Price Target Reduction#
BofA Securities has lowered its price target for Parsons Corporation (NYSE: PSN) from $90 to $80 while keeping a Buy rating on the defense contractor's shares. This adjustment comes as the firm expresses concerns about the company's growth potential following recent contract losses.
Recent Performance#
Parsons shares have struggled, dropping 36% over the past six months and currently trading at $50.11, close to its 52-week low of $49.38. Despite this downturn, Parsons reported strong first-quarter results for 2026, achieving earnings per share (EPS) of $0.79, surpassing analysts' expectations of $0.69 by 14.49%. The company also met revenue expectations with $1.5 billion.
Growth Outlook#
Investors are cautious about the company's growth in the second half of 2026, particularly due to its exposure to ongoing conflicts in the Middle East.
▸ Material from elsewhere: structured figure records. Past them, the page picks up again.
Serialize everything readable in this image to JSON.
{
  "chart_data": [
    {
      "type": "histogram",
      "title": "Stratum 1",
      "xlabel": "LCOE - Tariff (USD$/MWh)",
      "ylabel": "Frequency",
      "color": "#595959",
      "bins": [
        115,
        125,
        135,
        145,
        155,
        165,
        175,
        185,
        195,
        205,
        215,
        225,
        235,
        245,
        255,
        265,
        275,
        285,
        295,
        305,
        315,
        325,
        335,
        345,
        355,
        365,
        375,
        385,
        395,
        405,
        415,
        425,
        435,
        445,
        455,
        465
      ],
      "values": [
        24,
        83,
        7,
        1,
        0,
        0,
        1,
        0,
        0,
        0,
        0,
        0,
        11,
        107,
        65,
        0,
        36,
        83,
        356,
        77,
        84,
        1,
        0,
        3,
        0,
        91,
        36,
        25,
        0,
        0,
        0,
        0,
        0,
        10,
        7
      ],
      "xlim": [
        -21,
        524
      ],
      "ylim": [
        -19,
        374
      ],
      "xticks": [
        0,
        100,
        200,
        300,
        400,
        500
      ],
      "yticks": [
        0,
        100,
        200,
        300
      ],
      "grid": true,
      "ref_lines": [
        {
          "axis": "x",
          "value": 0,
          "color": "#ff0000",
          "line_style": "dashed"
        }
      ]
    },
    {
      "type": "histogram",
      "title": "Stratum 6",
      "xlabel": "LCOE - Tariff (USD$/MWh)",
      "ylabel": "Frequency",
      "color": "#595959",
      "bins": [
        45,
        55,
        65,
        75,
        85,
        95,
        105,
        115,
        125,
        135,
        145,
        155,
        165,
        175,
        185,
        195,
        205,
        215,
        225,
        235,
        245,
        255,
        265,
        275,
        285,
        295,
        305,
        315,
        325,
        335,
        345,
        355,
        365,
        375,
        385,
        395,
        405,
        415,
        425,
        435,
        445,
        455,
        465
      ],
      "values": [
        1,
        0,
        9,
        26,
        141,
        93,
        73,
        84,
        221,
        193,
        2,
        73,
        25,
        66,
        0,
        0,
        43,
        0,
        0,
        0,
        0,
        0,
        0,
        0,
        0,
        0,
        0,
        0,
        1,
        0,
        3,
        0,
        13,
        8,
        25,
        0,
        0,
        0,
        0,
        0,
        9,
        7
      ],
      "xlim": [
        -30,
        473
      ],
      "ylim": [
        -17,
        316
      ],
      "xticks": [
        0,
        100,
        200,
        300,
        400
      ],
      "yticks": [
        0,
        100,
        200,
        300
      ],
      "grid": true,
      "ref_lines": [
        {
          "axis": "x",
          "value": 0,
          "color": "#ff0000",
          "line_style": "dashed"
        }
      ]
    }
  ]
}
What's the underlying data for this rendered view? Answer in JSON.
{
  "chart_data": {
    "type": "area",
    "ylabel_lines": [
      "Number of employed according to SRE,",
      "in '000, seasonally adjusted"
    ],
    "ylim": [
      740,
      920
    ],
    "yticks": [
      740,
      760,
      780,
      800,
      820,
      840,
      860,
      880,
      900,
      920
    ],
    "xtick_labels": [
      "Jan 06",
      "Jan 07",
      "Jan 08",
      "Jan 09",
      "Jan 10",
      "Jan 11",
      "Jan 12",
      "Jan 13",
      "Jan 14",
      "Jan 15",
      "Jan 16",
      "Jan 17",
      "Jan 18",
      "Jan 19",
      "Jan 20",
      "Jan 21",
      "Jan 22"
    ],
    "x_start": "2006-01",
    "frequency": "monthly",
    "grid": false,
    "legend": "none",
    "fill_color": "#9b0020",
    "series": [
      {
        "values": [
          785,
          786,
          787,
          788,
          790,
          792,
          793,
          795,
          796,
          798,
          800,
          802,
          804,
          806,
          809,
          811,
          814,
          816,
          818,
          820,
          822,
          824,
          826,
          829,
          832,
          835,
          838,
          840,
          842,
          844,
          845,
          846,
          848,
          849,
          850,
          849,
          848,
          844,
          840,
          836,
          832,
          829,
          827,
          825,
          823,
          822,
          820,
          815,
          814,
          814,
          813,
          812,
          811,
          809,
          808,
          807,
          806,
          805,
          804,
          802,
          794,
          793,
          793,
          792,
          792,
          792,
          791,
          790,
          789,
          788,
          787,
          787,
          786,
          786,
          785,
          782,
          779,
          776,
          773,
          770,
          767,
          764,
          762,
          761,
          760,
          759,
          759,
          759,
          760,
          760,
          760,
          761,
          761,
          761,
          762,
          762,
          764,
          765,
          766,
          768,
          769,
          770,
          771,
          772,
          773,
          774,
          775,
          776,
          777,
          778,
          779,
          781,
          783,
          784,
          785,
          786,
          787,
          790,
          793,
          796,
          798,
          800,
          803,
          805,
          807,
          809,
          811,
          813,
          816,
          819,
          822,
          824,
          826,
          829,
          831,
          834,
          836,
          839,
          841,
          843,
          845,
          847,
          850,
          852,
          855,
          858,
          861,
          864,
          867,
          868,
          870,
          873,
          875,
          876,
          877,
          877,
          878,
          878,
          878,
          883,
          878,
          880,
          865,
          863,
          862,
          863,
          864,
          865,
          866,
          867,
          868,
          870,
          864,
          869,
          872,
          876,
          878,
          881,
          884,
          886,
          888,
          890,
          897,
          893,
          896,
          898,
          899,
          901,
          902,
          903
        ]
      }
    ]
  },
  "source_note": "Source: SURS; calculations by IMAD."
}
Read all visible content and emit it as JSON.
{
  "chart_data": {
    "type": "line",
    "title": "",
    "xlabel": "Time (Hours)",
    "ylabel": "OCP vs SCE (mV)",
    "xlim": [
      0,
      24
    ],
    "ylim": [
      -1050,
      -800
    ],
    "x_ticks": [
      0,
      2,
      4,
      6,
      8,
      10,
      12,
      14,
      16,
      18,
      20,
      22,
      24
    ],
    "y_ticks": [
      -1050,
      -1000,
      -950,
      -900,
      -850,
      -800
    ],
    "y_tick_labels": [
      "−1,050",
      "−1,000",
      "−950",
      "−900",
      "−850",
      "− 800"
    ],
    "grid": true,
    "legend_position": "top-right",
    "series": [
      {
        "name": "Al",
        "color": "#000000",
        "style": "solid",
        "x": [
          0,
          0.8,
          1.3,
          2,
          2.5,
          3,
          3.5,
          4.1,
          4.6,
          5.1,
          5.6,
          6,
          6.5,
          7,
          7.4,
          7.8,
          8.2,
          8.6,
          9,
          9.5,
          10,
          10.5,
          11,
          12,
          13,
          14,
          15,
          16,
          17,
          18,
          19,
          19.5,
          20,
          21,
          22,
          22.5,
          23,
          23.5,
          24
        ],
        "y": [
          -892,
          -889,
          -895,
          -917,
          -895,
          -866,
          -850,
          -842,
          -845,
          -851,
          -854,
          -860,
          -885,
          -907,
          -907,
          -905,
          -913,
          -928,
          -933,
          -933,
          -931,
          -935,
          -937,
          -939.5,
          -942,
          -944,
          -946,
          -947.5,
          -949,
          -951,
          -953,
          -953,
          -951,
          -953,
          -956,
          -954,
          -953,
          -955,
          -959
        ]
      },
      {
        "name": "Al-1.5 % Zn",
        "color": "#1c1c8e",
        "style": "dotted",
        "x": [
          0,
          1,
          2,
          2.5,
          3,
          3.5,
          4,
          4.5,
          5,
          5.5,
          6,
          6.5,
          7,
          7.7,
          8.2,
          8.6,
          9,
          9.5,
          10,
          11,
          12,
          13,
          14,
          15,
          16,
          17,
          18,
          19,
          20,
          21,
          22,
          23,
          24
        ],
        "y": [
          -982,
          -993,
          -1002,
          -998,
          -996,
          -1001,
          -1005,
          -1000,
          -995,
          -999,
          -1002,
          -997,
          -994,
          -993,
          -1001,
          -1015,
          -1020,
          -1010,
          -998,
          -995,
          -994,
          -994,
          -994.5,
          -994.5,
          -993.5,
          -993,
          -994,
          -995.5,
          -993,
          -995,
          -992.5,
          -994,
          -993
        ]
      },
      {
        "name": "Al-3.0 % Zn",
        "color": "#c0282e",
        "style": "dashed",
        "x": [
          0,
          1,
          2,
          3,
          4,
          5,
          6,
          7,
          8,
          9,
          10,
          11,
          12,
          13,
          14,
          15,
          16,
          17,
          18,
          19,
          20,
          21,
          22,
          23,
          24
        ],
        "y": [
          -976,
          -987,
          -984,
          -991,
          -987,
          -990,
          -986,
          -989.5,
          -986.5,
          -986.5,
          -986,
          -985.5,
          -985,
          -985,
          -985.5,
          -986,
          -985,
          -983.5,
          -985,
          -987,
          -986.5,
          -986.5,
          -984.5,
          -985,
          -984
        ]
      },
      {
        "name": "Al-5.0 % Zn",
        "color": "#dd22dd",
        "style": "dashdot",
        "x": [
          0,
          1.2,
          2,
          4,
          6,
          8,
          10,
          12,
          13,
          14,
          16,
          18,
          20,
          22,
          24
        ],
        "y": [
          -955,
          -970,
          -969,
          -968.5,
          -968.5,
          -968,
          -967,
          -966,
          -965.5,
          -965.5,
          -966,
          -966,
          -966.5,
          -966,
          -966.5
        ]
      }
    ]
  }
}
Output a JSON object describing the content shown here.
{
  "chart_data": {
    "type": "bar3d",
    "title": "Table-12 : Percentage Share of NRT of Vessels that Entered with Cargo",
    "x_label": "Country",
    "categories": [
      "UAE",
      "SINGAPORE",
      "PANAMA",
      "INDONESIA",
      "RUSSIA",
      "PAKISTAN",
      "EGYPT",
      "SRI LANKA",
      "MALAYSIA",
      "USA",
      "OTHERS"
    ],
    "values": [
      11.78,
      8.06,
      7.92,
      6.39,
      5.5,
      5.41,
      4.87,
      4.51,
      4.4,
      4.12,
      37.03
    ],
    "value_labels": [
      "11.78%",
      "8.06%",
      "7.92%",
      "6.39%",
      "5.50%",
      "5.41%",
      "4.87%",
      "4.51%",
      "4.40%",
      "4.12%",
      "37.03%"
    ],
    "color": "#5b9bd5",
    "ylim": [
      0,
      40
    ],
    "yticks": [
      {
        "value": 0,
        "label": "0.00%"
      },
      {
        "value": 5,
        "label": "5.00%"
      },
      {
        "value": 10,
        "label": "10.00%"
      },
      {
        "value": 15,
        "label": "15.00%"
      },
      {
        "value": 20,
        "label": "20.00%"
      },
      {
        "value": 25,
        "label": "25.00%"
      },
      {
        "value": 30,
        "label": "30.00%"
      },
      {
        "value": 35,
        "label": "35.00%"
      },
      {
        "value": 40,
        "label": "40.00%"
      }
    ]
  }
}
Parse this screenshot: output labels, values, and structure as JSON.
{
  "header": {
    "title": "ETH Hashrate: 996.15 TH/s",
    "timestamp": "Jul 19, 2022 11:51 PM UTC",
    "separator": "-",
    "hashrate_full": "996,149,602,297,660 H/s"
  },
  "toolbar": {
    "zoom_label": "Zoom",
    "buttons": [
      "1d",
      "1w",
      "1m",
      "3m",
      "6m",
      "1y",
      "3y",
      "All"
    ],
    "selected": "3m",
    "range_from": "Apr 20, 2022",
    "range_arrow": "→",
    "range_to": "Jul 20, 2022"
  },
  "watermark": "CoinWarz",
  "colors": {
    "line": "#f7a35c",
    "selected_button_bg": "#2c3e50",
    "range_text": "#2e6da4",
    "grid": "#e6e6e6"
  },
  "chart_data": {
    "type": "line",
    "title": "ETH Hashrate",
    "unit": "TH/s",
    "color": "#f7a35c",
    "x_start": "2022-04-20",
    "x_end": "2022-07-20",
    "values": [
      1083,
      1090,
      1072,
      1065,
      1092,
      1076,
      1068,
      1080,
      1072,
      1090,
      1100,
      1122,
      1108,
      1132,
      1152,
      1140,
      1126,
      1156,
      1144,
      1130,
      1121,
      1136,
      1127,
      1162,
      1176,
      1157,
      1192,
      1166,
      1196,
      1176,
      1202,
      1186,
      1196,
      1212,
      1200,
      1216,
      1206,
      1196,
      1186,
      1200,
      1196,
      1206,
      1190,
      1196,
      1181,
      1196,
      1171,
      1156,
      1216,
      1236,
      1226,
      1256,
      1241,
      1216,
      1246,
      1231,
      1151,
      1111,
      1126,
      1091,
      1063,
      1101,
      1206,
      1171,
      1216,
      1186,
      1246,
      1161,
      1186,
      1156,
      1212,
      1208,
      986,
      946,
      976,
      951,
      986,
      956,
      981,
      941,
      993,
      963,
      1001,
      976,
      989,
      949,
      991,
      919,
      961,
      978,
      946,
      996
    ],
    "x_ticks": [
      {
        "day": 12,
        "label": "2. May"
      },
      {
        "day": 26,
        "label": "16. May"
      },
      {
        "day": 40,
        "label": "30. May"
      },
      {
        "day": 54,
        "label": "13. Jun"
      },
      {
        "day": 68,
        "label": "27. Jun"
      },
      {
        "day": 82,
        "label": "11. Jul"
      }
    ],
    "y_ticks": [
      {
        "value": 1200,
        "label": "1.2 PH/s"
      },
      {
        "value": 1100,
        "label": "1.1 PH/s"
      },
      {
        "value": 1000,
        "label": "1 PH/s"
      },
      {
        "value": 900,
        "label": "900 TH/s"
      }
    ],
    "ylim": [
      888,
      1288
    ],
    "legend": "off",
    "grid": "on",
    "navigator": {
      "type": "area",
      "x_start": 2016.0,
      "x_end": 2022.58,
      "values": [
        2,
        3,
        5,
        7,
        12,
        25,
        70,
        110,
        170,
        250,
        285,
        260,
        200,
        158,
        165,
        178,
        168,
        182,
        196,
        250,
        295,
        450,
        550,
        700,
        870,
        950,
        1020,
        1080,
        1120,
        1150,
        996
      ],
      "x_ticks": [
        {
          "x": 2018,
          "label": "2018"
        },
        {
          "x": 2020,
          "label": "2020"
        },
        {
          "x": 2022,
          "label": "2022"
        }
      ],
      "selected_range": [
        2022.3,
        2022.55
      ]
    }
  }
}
However, BofA Securities believes that concerns about Parsons' growth are overstated. They suggest that the company's outlook for 2026 includes achievable goals supported by existing contracts and upcoming fiscal year budgets.
Strategic Partnerships#
In addition to its financial performance, Parsons has been active in forming strategic partnerships. Recently, the company announced a collaboration with Everywhere Communications to enhance autonomous drone capabilities. This initiative aims to improve drone operations in areas with limited network connectivity. Furthermore, Parsons secured a nine-month contract with The Boring Company to provide professional services for the Dubai Loop underground transport project, where it will serve as the delegated program manager. These developments underscore Parsons' commitment to innovation and its ability to exceed financial projections.